One media report carried on CNN and major TV networks, and later denied, said the woman had Vaseline, a screwdriver, matches and a note on the Islamic militant group al Qaeda.
The FBI's Day said a search of her belongings produced no dangerous materials and no note from al Qaeda.
"Her carry-on bags subsequently were searched and matches were found in the bag as well as a gelatin-like substance but those items were not deemed to have any terrorist connection or or pose a threat to the aircraft," Massachusetts Gov. Mitt Romney told a news conference.
Passengers on the plane said the woman, dressed in a grey hooded sweatshirt, was screaming on several trips to the toilet.
"They had her thrown to the ground and then handcuffed her and she was still saying loud things. Then they put her in the last row of seats between the two men," Joan Bartko, 59, said.
Passengers became aware that something was wrong as flight attendants raced to the front of the plane carrying the woman's large handbag, fighter jets appeared outside their windows and the plane lost altitude and changed course.

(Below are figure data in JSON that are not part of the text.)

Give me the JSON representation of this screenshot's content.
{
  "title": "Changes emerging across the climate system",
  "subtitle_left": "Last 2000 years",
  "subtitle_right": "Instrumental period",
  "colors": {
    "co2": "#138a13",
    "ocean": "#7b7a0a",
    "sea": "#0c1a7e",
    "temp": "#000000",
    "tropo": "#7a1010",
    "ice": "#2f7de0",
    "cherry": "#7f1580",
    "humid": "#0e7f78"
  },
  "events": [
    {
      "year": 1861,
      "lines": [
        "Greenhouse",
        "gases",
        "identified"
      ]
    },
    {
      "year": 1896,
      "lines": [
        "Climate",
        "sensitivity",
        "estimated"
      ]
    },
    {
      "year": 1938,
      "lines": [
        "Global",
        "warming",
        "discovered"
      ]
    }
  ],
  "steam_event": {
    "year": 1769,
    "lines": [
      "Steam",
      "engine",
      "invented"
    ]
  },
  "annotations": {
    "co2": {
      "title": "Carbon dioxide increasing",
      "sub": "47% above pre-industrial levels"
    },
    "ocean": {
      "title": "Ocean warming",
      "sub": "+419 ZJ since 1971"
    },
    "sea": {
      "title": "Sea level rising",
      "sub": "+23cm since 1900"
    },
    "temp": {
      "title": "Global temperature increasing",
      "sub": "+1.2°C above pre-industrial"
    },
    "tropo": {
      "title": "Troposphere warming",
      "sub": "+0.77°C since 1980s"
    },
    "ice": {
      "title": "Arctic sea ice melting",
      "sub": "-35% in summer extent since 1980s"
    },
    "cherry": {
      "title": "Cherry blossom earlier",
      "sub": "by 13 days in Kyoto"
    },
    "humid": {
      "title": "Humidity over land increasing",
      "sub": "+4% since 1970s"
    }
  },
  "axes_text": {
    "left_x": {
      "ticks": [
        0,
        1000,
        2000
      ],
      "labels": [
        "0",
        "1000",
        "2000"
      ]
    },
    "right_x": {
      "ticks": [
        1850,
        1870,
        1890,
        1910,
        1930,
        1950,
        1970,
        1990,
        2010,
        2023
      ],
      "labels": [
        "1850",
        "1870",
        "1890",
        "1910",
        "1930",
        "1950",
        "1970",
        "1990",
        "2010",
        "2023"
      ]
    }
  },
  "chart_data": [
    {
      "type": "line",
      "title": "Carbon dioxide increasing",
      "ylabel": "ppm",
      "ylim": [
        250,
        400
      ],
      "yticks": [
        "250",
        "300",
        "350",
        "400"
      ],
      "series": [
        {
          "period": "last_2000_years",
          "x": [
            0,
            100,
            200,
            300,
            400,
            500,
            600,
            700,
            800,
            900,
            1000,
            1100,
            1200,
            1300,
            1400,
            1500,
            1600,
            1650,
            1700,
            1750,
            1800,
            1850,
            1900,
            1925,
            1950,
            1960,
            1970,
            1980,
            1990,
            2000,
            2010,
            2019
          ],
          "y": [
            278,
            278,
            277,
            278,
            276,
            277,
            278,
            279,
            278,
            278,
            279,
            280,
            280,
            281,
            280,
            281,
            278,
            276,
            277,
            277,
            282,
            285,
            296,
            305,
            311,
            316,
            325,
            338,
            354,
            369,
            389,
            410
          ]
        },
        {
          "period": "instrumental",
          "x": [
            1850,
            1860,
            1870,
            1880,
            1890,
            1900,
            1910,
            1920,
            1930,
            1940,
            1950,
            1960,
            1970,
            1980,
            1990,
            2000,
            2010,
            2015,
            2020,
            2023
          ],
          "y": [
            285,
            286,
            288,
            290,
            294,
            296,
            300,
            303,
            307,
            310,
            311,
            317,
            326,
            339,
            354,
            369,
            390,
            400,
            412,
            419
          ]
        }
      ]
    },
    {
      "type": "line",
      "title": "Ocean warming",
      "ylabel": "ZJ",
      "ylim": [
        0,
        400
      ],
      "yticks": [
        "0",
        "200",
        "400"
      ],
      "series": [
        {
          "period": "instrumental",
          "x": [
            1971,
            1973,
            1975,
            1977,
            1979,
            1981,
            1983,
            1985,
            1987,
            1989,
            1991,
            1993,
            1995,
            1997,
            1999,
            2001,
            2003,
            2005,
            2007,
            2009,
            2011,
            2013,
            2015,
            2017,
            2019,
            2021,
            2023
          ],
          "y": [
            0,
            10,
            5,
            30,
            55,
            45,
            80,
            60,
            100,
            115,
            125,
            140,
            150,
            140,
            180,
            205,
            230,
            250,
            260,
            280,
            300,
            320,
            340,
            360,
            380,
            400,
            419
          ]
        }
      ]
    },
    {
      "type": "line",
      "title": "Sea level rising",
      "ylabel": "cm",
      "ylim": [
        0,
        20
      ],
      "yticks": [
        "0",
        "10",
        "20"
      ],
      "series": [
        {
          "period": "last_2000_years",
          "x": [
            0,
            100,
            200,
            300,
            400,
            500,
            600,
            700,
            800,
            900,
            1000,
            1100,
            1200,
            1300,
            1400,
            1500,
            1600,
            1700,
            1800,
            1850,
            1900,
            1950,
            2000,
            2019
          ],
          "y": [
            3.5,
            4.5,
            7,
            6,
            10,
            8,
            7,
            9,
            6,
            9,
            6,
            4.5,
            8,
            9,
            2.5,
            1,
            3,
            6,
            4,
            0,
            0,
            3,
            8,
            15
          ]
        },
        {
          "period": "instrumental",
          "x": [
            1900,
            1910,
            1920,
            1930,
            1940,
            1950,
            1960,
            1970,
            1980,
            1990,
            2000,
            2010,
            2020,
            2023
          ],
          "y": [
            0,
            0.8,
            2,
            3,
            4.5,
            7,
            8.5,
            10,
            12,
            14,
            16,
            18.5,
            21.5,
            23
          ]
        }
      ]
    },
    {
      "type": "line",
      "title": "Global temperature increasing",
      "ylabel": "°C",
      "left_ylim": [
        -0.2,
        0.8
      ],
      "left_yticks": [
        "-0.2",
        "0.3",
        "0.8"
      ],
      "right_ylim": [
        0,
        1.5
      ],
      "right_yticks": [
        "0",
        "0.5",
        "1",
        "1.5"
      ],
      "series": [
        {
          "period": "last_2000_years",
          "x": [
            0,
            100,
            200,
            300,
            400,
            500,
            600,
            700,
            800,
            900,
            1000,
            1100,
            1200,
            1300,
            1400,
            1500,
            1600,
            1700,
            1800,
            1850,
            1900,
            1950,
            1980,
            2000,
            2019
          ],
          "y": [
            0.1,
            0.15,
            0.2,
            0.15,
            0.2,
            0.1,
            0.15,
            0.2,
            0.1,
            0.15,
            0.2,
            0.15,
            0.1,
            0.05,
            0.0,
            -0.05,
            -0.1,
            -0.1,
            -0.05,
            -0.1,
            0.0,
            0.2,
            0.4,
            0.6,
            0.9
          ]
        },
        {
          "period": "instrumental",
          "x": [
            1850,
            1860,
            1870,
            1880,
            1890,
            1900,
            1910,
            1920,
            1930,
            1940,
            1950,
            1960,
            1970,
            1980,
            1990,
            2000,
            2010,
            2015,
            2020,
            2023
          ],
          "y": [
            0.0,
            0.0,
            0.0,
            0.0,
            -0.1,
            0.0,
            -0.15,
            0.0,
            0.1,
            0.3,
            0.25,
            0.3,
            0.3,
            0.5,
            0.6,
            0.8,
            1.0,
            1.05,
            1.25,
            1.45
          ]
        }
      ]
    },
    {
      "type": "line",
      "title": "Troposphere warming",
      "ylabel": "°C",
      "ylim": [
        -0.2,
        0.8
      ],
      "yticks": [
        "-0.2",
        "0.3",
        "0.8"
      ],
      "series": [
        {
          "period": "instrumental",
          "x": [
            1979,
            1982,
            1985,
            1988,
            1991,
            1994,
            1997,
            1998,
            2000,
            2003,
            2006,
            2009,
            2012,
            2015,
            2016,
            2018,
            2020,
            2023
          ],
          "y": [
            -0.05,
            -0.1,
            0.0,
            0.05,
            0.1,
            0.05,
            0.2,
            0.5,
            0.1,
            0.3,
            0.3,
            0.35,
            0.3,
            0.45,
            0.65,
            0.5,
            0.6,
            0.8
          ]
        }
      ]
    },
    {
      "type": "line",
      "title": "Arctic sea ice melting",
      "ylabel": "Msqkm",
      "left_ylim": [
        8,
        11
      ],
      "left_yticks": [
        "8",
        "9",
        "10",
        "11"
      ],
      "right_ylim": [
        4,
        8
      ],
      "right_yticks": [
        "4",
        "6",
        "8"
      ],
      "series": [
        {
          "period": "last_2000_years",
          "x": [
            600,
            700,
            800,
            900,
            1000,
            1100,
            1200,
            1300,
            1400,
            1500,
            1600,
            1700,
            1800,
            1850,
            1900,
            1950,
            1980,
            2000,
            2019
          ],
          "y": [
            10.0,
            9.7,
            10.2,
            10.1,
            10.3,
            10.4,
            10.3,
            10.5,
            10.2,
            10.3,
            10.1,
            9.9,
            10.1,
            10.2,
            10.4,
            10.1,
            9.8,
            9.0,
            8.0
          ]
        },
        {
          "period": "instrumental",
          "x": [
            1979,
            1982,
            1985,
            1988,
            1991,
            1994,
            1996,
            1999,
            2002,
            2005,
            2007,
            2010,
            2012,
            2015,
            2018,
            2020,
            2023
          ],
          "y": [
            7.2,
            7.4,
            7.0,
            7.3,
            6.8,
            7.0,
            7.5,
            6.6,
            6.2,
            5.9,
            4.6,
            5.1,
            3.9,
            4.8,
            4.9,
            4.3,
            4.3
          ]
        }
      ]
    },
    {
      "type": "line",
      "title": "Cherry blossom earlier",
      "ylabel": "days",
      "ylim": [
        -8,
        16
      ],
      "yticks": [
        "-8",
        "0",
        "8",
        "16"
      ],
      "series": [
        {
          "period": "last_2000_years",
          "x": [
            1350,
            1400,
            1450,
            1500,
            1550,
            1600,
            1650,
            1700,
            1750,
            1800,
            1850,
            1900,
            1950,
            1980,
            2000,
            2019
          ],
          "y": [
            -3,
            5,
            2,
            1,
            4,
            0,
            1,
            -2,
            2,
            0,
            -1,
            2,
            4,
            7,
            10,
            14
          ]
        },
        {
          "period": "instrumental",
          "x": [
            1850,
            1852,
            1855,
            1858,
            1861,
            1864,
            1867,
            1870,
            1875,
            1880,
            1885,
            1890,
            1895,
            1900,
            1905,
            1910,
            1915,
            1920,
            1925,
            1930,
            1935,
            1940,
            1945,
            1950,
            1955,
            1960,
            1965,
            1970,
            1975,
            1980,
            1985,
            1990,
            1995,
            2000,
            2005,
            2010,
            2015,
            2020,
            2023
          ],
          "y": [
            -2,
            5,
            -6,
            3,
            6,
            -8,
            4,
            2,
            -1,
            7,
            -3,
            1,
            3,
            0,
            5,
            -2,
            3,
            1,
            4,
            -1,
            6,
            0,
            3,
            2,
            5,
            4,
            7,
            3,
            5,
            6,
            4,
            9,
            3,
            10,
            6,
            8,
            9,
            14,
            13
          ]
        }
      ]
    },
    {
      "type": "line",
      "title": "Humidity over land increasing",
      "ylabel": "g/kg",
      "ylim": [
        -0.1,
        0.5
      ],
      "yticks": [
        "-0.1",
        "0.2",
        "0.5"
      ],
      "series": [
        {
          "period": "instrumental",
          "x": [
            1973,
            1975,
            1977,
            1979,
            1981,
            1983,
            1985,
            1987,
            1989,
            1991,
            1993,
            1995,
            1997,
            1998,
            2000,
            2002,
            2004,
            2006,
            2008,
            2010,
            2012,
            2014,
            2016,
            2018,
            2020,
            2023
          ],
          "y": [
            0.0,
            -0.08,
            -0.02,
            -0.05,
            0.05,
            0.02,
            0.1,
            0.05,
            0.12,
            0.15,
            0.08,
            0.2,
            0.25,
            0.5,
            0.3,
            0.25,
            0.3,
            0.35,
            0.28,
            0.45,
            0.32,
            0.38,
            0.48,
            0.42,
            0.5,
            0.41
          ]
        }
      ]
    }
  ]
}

"I noticed the F-15s next to the plane and said 'Oh my God'," said Antony Nash, 31. "It was a harrowing two hours."
The US Attorney's office in Boston said the woman will be arraigned on Thursday on unspecified criminal charges.
Airline passengers have faced heightened security since last week, when British police arrested nearly two dozen suspects in the alleged plot to carry out multiple suicide bombings on transatlantic airliners using liquid explosives.
Television broadcasts showed Boston airport rescue workers surrounding the plane while dogs sniffed for explosives in luggage laid out in lines on the ground. At least half a dozen police vans and cars were on the tarmac.